If the people of the little fishing port had been at all in doubt as to who their visitor was, all such uncertainty was put at rest by the appearance the next morning of the cutter with her jib-boom and topsail-yard shot away and three shot holes in her hull, one at the water-line that necessitated immediate attending to.

The Revenge had escaped all injury except to her larder, a chance shot having entered at her cabin window and completely spoiled the captain’s dinner; thence glancing into the galley, it broached a barrel of fine salt pork, and ended by lodging in one of the deck beams.

The cruise had ended in an adventure at last, although a rather tame one, and, satisfied with results, Captain Conyngham determined to set sail for America.

Another prize was added to his list before he was quite free of the Channel, and this was ordered to meet him at a port in the Spanish West Indies, toward which he now laid his course, as he deemed it much wiser to ascertain how matters stood in America before making for any home port, which, for all he knew, might be in possession of the enemy.

He was satisfied with the work that he had accomplished, and well he might be.

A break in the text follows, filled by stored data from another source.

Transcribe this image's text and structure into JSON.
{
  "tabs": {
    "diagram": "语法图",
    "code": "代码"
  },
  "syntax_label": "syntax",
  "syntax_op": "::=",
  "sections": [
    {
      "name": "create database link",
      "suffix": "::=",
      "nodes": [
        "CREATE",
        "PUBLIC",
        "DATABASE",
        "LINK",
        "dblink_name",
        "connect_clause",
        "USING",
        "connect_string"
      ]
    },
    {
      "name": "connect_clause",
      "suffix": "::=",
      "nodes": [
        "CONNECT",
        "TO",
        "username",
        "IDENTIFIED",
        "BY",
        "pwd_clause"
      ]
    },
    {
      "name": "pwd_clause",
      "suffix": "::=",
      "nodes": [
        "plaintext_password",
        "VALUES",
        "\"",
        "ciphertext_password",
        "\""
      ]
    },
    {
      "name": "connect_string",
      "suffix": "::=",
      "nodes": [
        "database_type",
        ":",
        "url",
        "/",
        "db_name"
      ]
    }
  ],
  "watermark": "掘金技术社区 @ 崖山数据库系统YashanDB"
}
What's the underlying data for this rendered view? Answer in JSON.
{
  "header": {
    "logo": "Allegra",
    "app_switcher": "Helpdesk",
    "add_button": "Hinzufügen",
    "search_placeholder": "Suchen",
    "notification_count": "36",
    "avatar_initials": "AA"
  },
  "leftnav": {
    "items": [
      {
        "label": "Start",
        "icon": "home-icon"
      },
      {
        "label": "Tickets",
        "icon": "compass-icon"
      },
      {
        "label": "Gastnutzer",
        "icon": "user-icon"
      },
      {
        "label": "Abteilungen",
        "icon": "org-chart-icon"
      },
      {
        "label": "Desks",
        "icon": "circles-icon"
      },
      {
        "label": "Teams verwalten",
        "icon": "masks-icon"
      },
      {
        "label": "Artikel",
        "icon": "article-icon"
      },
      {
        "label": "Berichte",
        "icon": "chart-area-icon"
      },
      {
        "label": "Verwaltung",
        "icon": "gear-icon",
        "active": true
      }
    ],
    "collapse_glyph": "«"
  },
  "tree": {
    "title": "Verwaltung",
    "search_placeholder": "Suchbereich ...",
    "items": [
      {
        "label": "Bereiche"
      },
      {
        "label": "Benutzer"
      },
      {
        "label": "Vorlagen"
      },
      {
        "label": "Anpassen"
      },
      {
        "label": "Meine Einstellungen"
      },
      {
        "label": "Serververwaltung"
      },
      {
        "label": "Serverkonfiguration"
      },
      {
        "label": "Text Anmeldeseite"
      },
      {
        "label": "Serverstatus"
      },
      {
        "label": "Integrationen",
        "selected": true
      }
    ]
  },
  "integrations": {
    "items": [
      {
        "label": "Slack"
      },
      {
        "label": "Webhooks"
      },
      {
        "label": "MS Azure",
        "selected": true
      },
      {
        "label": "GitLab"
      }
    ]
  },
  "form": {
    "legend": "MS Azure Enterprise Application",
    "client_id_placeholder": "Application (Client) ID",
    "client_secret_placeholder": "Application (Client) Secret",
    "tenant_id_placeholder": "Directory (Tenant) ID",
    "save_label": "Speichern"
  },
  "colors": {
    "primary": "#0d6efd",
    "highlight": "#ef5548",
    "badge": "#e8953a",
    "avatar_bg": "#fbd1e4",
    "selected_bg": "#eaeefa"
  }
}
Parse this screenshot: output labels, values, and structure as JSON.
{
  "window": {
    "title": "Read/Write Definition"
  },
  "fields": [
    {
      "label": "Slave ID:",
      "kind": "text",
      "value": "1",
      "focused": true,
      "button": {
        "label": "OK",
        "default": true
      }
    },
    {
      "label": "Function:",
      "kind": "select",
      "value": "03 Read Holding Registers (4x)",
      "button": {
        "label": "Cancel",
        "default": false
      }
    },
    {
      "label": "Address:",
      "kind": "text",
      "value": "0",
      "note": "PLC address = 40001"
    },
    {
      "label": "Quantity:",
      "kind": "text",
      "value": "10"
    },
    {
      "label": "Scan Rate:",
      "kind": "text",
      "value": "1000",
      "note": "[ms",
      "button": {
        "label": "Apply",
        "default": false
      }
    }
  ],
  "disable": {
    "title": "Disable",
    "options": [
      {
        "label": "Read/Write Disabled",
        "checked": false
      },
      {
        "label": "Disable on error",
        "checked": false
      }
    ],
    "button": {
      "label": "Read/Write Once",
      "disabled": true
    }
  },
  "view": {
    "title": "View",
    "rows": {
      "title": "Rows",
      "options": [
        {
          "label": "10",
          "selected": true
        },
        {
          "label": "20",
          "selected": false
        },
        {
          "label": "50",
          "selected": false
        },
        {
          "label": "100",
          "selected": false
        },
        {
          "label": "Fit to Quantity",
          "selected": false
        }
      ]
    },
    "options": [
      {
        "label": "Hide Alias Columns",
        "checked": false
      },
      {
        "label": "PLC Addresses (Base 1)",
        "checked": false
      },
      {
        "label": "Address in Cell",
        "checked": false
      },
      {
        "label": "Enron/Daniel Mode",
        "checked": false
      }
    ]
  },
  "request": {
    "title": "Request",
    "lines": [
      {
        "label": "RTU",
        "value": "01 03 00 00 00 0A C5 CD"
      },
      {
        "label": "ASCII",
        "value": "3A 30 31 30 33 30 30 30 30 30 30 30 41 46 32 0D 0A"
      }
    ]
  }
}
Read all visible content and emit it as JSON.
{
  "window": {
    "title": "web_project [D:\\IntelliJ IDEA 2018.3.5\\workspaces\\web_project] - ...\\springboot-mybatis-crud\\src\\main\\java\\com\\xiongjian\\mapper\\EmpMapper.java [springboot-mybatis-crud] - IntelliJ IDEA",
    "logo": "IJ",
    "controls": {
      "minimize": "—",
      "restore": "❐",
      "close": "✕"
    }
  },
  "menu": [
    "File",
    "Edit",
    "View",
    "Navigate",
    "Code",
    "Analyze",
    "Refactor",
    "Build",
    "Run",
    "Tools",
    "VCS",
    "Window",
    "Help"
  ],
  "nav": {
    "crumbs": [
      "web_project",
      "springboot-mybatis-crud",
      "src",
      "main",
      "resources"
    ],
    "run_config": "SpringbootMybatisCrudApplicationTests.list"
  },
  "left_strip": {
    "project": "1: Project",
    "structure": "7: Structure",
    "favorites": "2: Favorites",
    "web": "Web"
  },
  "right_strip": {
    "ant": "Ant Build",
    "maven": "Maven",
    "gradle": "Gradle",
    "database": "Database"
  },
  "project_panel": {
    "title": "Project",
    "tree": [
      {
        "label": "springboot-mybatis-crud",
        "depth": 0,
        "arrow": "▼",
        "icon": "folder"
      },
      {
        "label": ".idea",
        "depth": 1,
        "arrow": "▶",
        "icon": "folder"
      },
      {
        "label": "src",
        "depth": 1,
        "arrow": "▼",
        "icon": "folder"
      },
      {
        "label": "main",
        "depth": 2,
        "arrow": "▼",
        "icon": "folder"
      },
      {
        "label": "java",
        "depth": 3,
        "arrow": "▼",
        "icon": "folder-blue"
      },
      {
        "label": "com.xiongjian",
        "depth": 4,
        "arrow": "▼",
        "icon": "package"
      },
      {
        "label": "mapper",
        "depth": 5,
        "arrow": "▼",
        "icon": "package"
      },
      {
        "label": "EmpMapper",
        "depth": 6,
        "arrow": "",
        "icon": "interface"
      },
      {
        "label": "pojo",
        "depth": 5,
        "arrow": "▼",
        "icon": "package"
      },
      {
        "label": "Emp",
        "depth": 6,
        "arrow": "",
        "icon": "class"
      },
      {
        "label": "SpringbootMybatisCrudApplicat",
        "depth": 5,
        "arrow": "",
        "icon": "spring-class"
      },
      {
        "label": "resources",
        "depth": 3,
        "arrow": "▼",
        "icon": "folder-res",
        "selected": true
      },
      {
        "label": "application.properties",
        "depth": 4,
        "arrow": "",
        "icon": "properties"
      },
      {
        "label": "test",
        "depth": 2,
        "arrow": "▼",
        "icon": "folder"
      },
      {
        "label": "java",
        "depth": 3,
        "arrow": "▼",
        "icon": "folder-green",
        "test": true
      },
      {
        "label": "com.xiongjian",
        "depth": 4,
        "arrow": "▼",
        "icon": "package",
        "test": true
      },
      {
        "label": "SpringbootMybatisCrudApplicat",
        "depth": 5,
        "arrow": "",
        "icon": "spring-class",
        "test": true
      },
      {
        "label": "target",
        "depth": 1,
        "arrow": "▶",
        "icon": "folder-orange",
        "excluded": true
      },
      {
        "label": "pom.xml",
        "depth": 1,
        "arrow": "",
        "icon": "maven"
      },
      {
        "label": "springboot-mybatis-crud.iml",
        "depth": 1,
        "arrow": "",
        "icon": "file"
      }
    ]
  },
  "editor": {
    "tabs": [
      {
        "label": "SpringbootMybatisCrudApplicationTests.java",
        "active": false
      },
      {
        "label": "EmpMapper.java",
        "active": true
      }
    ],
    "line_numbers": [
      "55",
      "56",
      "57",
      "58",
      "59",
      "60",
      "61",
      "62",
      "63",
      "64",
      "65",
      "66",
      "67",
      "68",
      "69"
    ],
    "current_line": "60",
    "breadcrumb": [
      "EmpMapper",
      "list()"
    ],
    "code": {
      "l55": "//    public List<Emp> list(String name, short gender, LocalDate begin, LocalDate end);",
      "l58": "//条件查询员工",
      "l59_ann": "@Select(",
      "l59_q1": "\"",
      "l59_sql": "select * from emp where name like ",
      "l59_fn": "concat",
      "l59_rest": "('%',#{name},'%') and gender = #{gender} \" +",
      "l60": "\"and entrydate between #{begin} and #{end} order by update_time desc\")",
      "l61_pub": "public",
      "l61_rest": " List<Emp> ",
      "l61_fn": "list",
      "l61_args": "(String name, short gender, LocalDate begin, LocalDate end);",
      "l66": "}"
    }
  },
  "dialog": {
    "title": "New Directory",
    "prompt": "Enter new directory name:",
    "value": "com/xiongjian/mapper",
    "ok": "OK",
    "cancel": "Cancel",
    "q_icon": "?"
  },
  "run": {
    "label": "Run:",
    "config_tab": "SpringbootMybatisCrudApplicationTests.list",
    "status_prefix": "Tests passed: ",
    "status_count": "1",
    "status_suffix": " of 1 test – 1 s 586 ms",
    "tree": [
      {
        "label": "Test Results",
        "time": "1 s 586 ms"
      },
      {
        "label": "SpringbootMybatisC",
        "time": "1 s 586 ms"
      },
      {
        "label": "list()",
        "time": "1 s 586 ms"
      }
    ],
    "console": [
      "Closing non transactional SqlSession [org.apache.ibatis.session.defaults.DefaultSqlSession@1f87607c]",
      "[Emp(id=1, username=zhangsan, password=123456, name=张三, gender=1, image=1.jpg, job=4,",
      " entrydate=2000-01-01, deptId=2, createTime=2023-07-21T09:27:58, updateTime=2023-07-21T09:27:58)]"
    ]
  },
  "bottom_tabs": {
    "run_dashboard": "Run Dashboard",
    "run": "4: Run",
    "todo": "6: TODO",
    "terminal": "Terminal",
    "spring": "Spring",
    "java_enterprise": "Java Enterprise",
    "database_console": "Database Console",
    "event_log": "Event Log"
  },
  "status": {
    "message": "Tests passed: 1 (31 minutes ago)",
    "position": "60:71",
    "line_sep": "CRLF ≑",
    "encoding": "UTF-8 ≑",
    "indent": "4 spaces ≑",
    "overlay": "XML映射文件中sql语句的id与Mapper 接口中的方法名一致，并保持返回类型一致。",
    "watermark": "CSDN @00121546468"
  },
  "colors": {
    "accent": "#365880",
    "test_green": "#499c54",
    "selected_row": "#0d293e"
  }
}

Perhaps the result of his cruises had been exaggerated, but he had prevented the sailing of two loaded transports, and from the very fear of his name over forty sail of vessels of all kinds, to quote from a contemporaneous account, “lay at anchor cooped up in the Thames.”

As Silas Deane wrote to Robert Morris and to the home Government, “His name has become more dreaded than that of the great Thurot, and merchants are constrained to ship their cargoes in French or Dutch vessels.”

Not a guard-ship on the coast but had received specific orders to be on the lookout for him, and yet he had cruised in the English and Irish Channels for month after month. Another fact that he regarded with satisfaction was that he had accomplished all this not merely as a privateersman, but as a regularly commissioned officer in the navy of his country. The prize-money due him as such, now amounting to a large sum, he regarded as safe in the hands of the commissioners.

After reaching the West Indies, where he spent some time, he learned from the American consul of the condition of affairs at home, and after waiting for the arrival of the latest prize he set sail for Philadelphia. The one thing that he regretted was the fact that he did not have in his possession the commission signed by John Hancock, then president of Congress, and given to him by Franklin in Paris, but he did not doubt that the good doctor had it in his possession and would produce it at the proper time. Without mishap, the Revenge sailed up the coast, slipped by the British guard-ships off the capes of Delaware, and early in February, 1779, Conyngham was home at last!